On behalf of Libby and myself, I wish you a Happy Fourth of July at home, surrounded by loved ones, and pray that next year I will be able to do the same.

Charlie




Thursday, July 1, 2010

HIS WRITERS’ WORKSHOP? A PRISON CELL

Dateline: June 27, 2010



HIS WRITERS’ WORKSHOP? A PRISON CELL


I read an interesting article in the June 8, 2010, “New York Times,” by John J. Miller, about a famous writer who served three years in prison. Although his imprisonment had a great effect on his writing, he considered it a mark of shame, carrying his secret to the grave, never even telling his daughter.

Years after his death, when Prisoner #30664’s secret was revealed by a professor, the public became fascinated by his story rather than shunning him as a criminal. All his worries about his posthumous reputation were for naught.

Reading about such a man gives me pause to consider our differences and similarities, one hundred years apart. Rather than hiding my imprisonment of over 32 years, I make no secret of it, and have steadily recorded my experiences, thoughts, and stories, the entire time. In this new world of the Internet, there are few secrets to be kept by anyone anyway.
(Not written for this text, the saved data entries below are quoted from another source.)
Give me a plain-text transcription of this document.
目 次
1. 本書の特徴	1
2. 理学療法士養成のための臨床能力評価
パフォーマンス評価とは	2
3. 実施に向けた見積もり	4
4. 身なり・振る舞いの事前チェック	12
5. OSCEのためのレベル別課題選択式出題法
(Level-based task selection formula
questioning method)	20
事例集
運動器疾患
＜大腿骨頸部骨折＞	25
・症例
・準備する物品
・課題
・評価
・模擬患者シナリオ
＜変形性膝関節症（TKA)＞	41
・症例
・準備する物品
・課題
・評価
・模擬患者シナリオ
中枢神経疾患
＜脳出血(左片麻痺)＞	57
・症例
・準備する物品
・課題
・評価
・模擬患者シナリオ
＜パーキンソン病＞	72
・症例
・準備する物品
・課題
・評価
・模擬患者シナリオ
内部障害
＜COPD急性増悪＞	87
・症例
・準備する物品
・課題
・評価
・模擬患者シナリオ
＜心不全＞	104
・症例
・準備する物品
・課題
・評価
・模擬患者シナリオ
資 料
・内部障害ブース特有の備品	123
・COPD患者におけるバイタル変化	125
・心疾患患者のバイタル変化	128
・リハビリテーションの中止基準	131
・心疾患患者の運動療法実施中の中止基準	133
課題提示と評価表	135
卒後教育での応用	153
Wonder what someone is in prison for and when they’re getting out? Check the web site. The molesters and perverts can no longer fool people into believing they are in state prison for tax fraud. It used to happen all the time. I could tell you stories! And I will.

That man who was ashamed of his imprisonment was named William Sidney Porter. Ironically, another point we share is that most likely he was innocent of the charges he served time for.
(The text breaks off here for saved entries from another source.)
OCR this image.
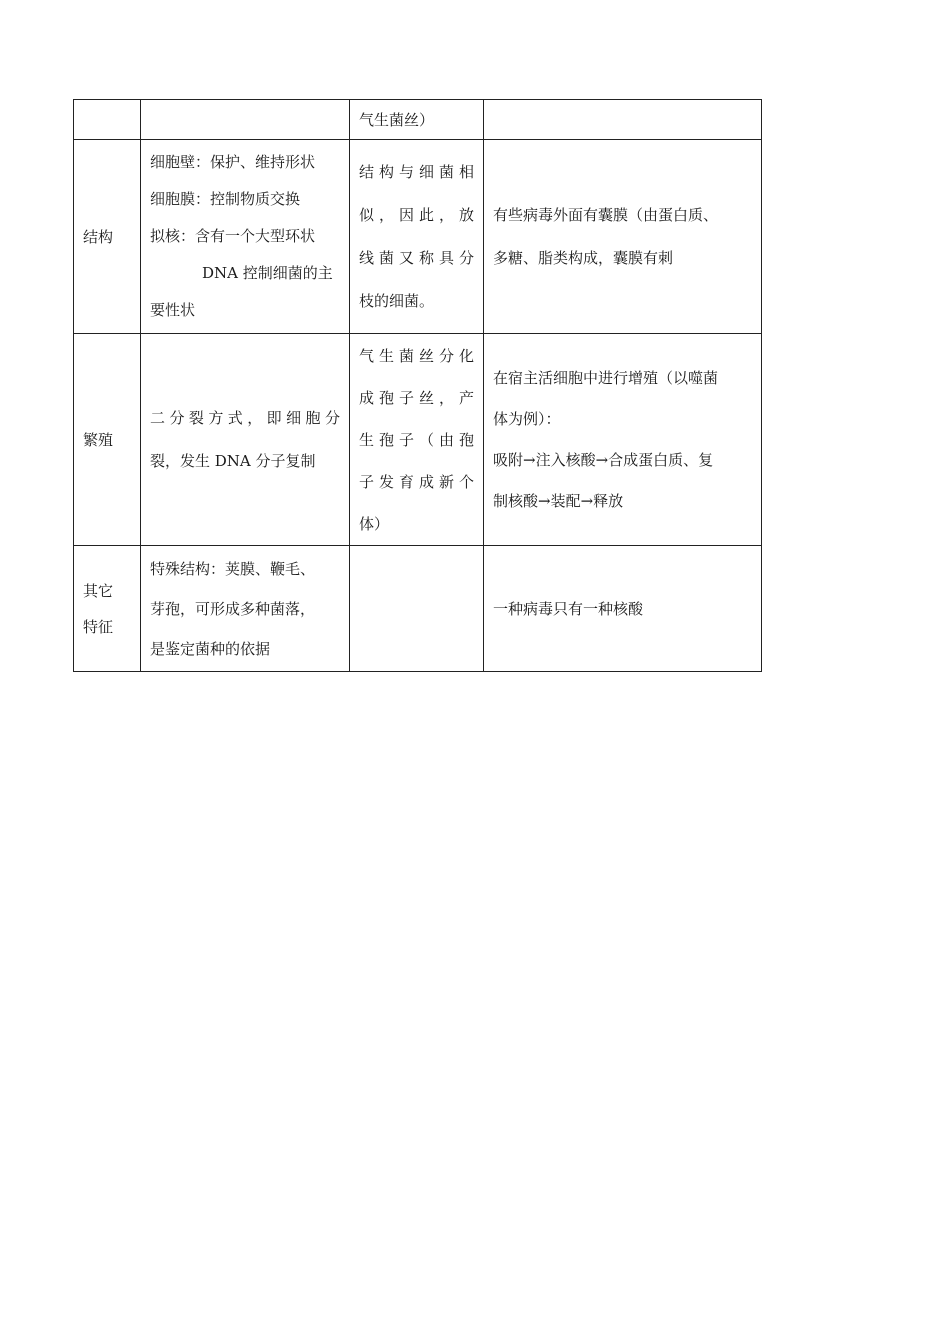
		气生菌丝）	

结构	细胞壁：保护、维持形状
细胞膜：控制物质交换
拟核：含有一个大型环状
DNA 控制细菌的主
要性状	结构与细菌相
似，因此，放
线菌又称具分
枝的细菌。	有些病毒外面有囊膜（由蛋白质、
多糖、脂类构成，囊膜有刺

繁殖	二分裂方式，即细胞分
裂，发生 DNA 分子复制	气生菌丝分化
成孢子丝，产
生孢子（由孢
子发育成新个
体）	在宿主活细胞中进行增殖（以噬菌
体为例）：
吸附→注入核酸→合成蛋白质、复
制核酸→装配→释放

其它
特征	特殊结构：荚膜、鞭毛、
芽孢，可形成多种菌落，
是鉴定菌种的依据		一种病毒只有一种核酸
While in prison he began submitting stories to New York magazines, some of them inspired by his fellow prisoners. They were best known for their unexpected conclusions. Mr. Miller compares reading Mr. Porter’s works is like watching episodes of “The Twilight Zone.”

Being ashamed of his prisoner status, Prisoner # 30664 did not want to publish his work under his own name, so he possibly borrowed an alias from a prison guard named Orrin Henry, calling himself, “O. Henry.”

Two of my favorite writers as a youth were Edgar Allan Poe and O, Henry. Who can ever forget “The Gift of the Magi,” or “The Ransom of Red Chief?” Little did I know all those years ago that one day I would have something in common with William Sidney Porter?

It’s a good thing you aren’t around in this modern world, Mr. O. Henry. Times have changed. If you’d been serving time in a Florida prison like Mr. Charles Patrick Norman, you might have been thrown into solitary confinement for your writing, like I was.

Perhaps I should have taken a hint from O. Henry, and used an alias, calling myself A. Gordon or T. Melton or S. Wellhausen. Alas, those names just don’t possess the ring of “O. Henry.”